After tracing the creek with TWRA Aquatic Habitat Biologist Allen Pyburn and a biologist the following morning, authorities discovered the 21⁄2-mile trail led them across Highway 431 and directly to a hog farm lagoon behind Hester Road.
“If it is done right, a hog farm lagoon can be a useful tool as fertilizer for agriculture crops,” Pyburn said.
A farm lagoon is comprised of animal waste, micro-organisms and chemicals. Pyburn said chemicals have to be used in a lagoon to keep the “horrendous” smell at bay.
TWRA then contacted the Tennessee Department of Environment and Conservation. Now the hog farm and its owner, William Thompson Jr., are under scrutiny by the state agencies. He has reportedly told authorities the spill was an accident.
However, Meg Lockhart, a TDEC representative, said the “discharge of the farm’s lagoon was not accidental.”
“The owner used a pump to lower the water level in his lagoon by approximately two feet,” Lockhart said.
A concerned citizen noticed a septic tank service with a tanker truck and hose at Little Cypress Creek on Hester Road on July 26 and notified the Weakley County Press.
According to Lockhart, the owner of the septic tank service, Tracy Vicary, was contacted by the farm owner to provide remedial action and help remove the pools of hog waste from the creek.
When asked what other actions are required to alleviate the stinky mess infiltrating the rural creek, Lockhart said the pump was being used to remove as much waste as possible and no other actions are required. While TDEC proceeds with its investigation into the issue, the TWRA is keeping a close watch on the wastewater in the creek.
“The tests of the water revealed that it contained zero dissolved oxygen, which is something fish rely on,” Pyburn said. “It has killed some sunfish along the creek. Nothing aquatic will live in that water.”
His department is waiting for a significant rain event which, in time, will dilute the high concentration of ammonia and chemicals in the water, according to Pyburn.
“The more diluted it is, the better off we are. Little Cypress Creek turns into Cypress Creek and eventually flows into the Obion River. I hope there won’t be any more fish killed,” Pyburn said.

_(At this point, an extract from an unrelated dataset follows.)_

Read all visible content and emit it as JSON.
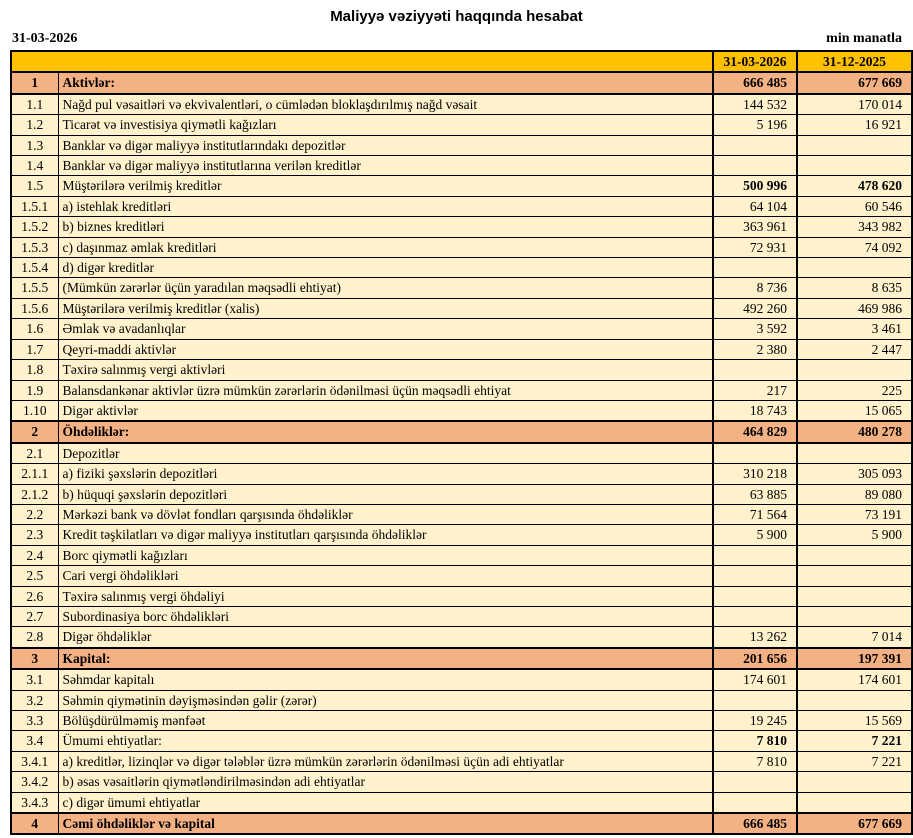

On Tuesday, he reported the wastewater had made its way to the area of Hall Griffin Road in Obion County behind Everett-Stewart Regional Airport. It is being held at bay by a “log jam.”
According to Lockhart, there are no water intakes along the affected low-flow stream. “TDEC recommends that residents take basic precautions and avoid contact with contaminated streams, including swimming or wading,” he said. “If contact is made, routine washing with soap and not eating or drinking while in contact with contaminated water can significantly help reduce potential exposure to illness.”
A primary concern shared by both departments and the Weakley County EMA office was the potential hazard posed to livestock along the tainted creek.
An initial investigation revealed there are reportedly no livestock along the creek that are dependent on Little Cypress Creek for drinking water. Under Tennessee’s Water Quality Control Act, discharging waste without a permit is a violation of the law. Thompson could face civil violations as well as criminal violations for the lagoon spill.
Vicary reportedly transported the waste he removed from the creek to the City of Martin’s wastewater treatment plant.
“We treat wastewater here, biologically. The waste then stays here and the clean water is pumped out,” Martin’s wastewater treatment plant superintendent Stacy Chappell said.
“The farmer is saying it was an accident — that he had forgotten the pump was in place. Either way, he is still liable,” Pyburn said.
The incident remains under investigation by the two state agencies.
Sabrina Bates is news editor at The Weakley County Press in Martin.